Watching The World: A cat among the pigeons

Nov. 15, 2010
Kohei Nakanishi, managing director of Japan Bank for International Cooperation, recently said his country is expecting "very much" from Russian oil and gas suppliers.

Kohei Nakanishi, managing director of Japan Bank for International Cooperation, recently said his country is expecting "very much" from Russian oil and gas suppliers.

Nakanishi named new developments on Sakhalin Island as the reason for his statement, saying that its location is the key element in his thinking.

"The distance between Sakhalin and Japan is one sixth of the distance between Japan and Middle East countries and nearly half the distance to Indonesia," he said. That means, "We can offer our clients a better price due to lower transportation costs."

All of that might have been true only a few weeks ago when Nakanishi made his remarks, but things have changed since—especially after Russian President Dmitri A. Medvedev visited one of the southern Kurile Islands.

Kurile Islands dispute

The four southernmost Kurile Islands, called the Northern Territories by Japan, are home to just a handful of people, but possessing the territory means access to prize fisheries and, not least, some oil and gas fields.
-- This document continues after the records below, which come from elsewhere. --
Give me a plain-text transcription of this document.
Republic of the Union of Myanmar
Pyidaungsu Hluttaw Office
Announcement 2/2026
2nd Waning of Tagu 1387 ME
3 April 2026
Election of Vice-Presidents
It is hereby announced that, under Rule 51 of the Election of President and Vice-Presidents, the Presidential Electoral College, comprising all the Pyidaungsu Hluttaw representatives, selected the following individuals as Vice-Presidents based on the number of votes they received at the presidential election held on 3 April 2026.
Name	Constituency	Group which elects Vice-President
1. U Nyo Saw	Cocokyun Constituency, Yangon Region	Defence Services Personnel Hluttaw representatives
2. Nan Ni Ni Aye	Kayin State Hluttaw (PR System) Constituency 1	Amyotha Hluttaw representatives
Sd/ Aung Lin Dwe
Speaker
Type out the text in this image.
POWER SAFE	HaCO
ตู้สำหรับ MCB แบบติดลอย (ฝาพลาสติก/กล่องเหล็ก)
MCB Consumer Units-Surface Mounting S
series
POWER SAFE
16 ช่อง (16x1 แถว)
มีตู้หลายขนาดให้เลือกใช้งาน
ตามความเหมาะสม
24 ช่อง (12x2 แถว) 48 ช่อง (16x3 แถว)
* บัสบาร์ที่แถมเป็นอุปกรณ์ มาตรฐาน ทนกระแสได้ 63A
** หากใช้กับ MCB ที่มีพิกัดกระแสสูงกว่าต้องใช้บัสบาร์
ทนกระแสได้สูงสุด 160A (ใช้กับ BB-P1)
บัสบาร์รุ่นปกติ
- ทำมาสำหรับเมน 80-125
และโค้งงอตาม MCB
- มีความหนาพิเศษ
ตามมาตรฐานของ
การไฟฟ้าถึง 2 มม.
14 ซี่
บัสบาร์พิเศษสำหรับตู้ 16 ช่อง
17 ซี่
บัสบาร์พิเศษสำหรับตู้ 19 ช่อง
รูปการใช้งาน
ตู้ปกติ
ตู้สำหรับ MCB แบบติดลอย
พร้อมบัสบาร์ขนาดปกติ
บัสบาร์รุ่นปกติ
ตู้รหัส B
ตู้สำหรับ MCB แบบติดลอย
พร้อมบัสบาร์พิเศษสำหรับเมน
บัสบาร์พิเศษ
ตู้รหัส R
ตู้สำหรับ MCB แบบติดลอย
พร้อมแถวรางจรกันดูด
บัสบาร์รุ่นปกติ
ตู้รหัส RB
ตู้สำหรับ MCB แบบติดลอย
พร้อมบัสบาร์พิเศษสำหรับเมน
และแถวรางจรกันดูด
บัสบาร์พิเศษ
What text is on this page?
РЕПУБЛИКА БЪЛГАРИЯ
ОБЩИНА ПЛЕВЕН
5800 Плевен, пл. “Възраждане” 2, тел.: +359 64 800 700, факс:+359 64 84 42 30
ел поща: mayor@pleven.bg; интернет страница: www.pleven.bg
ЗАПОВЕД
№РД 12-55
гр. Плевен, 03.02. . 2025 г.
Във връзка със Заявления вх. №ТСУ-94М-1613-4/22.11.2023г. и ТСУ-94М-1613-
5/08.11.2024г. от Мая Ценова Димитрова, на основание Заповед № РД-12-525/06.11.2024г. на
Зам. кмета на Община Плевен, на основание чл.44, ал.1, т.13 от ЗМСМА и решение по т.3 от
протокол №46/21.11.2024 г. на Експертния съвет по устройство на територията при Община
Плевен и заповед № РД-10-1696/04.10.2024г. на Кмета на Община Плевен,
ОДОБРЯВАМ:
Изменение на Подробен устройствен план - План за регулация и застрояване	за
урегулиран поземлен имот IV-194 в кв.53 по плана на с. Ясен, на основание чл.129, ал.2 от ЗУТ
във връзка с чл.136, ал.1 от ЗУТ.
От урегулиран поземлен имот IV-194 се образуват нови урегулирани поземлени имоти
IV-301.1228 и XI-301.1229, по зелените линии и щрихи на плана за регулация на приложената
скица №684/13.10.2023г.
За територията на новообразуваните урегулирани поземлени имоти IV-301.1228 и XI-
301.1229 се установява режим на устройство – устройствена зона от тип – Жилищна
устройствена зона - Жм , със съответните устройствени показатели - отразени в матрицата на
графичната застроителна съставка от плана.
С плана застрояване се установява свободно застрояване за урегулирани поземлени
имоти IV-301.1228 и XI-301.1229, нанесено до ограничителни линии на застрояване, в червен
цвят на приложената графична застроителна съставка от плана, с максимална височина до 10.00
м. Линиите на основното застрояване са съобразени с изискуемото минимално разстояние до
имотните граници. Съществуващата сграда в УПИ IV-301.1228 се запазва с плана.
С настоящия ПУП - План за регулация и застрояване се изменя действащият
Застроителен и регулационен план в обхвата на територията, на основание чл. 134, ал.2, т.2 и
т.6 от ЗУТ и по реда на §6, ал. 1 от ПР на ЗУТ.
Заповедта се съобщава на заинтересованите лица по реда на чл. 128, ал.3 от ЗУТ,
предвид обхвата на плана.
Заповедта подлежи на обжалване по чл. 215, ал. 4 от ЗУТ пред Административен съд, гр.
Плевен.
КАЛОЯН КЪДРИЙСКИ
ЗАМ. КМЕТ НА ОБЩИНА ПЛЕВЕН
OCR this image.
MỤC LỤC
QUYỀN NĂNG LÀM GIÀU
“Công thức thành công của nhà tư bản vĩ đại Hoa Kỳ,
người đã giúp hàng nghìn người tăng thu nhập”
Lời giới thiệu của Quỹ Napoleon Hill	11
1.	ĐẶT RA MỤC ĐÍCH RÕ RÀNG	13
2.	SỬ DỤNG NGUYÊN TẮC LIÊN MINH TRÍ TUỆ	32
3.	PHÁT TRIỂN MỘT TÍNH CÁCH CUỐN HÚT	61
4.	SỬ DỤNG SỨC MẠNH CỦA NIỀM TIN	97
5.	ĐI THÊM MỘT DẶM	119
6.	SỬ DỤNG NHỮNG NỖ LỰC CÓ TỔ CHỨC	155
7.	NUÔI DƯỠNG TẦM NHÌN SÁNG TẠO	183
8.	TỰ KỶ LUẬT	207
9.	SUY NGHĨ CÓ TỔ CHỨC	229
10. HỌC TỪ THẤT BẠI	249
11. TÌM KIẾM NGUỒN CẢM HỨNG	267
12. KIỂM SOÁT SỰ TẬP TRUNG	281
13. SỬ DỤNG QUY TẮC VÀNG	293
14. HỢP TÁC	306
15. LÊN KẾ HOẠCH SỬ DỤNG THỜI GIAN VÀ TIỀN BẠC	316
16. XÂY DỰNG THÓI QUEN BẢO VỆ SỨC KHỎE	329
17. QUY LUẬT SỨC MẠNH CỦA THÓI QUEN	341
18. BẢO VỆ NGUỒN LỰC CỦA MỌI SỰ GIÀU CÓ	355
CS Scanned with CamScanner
Medvedev is the first Russian or Soviet leader to visit the islands, which his country seized from Japan toward the end of World War II. And, during his recent visit, Medvedev made clear that the islands will remain Russian.

"We want people to remain here," Medvedev said while visiting a family on Kunashir, one of the islands. "Development here is important. We will definitely be investing money here," he said.

But the Japanese government, which had earlier warned that any such visit would "severely hurt ties," objected right away. Foreign Minister Seiji Maehara said Medvedev's presence "injures the feelings of the population of Japan."

Cat among the pigeons

While the two sides determine the niceties of diplomatic exchanges, the visit by Medvedev may have tossed the cat among the pigeons when it comes to Russo-Japanese cooperation over oil and gas developments even farther afield. Indeed, the renewed territorial dispute between Japan and Russia threatens to overshadow a joint oil exploration project by Japan Oil, Gas & Metals National Corp. and Russia's Irkutsk Oil Co.

In October, the two firms told Russian authorities that they have discovered an estimated 15-50 million tons of oil in Severo-Mogdinsky field, about 1,100 km north of the Siberian city of Irkutsk.

Japan's Nikkei business daily underscored the significance of the discovery, saying, "Oil from Siberia will be easier to transport than crude from the Middle East and will allow Japan to diversify its sources of oil."

Sounds like Nakanishi, doesn't it? Yet as the Japanese newspaper noted, "It cannot be ruled out that recently chilled relations between Japan and Russia might compromise the Siberian oil project."